Servidor da Politec é alvo de operação por falsificar identidades para o PCC
Um servidor da Perícia Oficial e Identificação Técnica (Politec) de Mato Grosso foi alvo da 2ª fase da Operação Hidra, nesta quarta-feira (6), em Várzea Grande. Ele é suspeito de participar de um esquema de falsificação de identidades para integrantes da facção criminosa Primeiro Comando da Capital (PCC). A identidade do suspeito não foi divulgada pela polícia.
Segundo a Polícia Civil, o servidor teria emitido documentos falsos para um dos principais chefes da organização fora do sistema prisional paulista, Ricardo Batista Ambrózio, de 44 anos, conhecido como “Perfume”. Ele foi preso em julho de 2025, após ficar 12 anos foragido.
De acordo com a polícia, o investigado trabalhava como papiloscopista, função responsável pela emissão de documentos oficiais e pela identificação de vítimas e suspeitos em crimes e acidentes.

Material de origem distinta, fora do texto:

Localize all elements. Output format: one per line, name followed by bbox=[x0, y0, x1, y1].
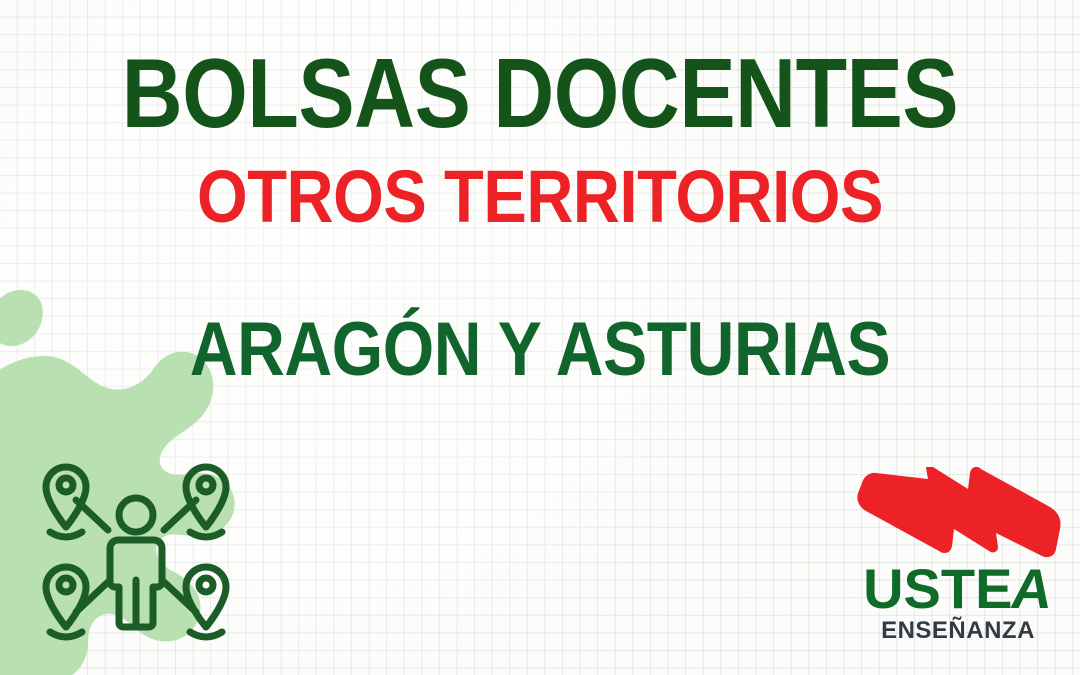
map-pin-bottom-left bbox=[46, 567, 86, 637]
page-title: BOLSAS DOCENTES bbox=[76, 44, 1005, 142]
splash-blob-small bbox=[0, 290, 43, 346]
page-subtitle: OTROS TERRITORIOS bbox=[65, 160, 1015, 234]
geolocation-network-icon bbox=[18, 452, 254, 642]
region-title: ARAGÓN Y ASTURIAS bbox=[70, 312, 1010, 388]
lightning-bolt-mark bbox=[850, 467, 1066, 559]
person-figure bbox=[110, 498, 162, 627]
map-pin-bottom-right bbox=[186, 567, 226, 637]
map-pin-top-right bbox=[186, 467, 226, 537]
ustea-wordmark-tail: A bbox=[1008, 561, 1057, 617]
ustea-tagline: ENSEÑANZA bbox=[850, 619, 1066, 643]
map-pin-top-left bbox=[46, 467, 86, 537]
ustea-logo: USTEA ENSEÑANZA bbox=[850, 467, 1066, 667]
poster-canvas: BOLSAS DOCENTES OTROS TERRITORIOS ARAGÓN… bbox=[0, 0, 1080, 675]
ustea-wordmark-text: USTE bbox=[863, 557, 1012, 620]
ustea-wordmark: USTEA bbox=[850, 561, 1066, 617]
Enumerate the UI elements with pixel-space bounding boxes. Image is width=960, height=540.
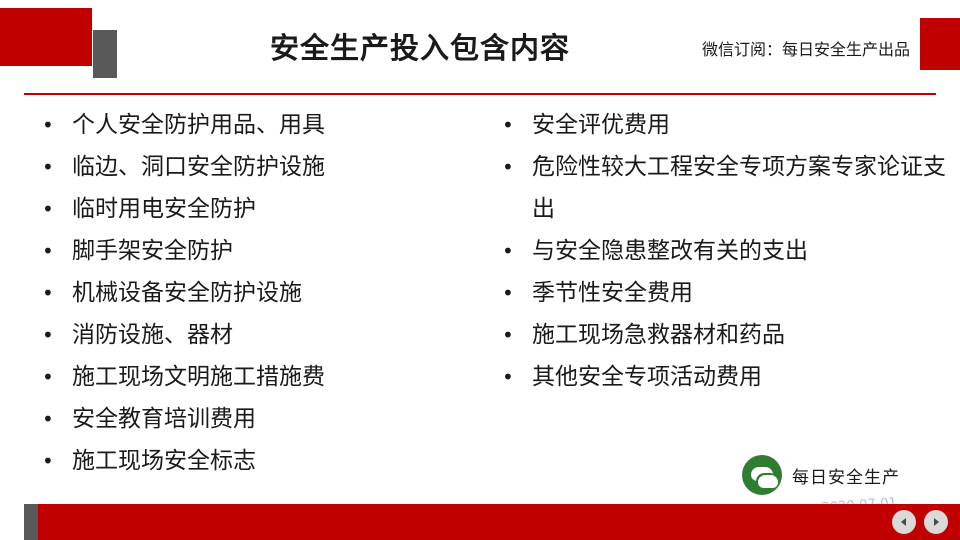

O g1 entrou em contato com a Politec, mas não obteve retorno até a publicação desta reportagem. A polícia cumpriu mandados de busca e apreensão na casa do servidor, em Várzea Grande, e também no Instituto Médico Legal (IML), em Cuiabá, onde ele trabalhava. Durante as buscas, os policiais apreenderam canetas emagrecedoras contrabandeadas e anabolizantes.
Primeira fase
Foragido desde 2016, um dos chefes do PCC foi preso em Mato Grosso. Em julho de 2025, Ricardo Batista Ambrózio, de 44 anos, apontado como um dos principais chefes do PCC, foi preso em Várzea Grande, região metropolitana de Cuiabá, onde vivia desde 2013. Segundo a Polícia Civil, ele estava foragido após ser condenado a 16 anos de prisão por associação criminosa e associação ao tráfico de drogas. Na época, a esposa dele, de 32 anos, também foi presa em flagrante pelo uso de documentação falsa.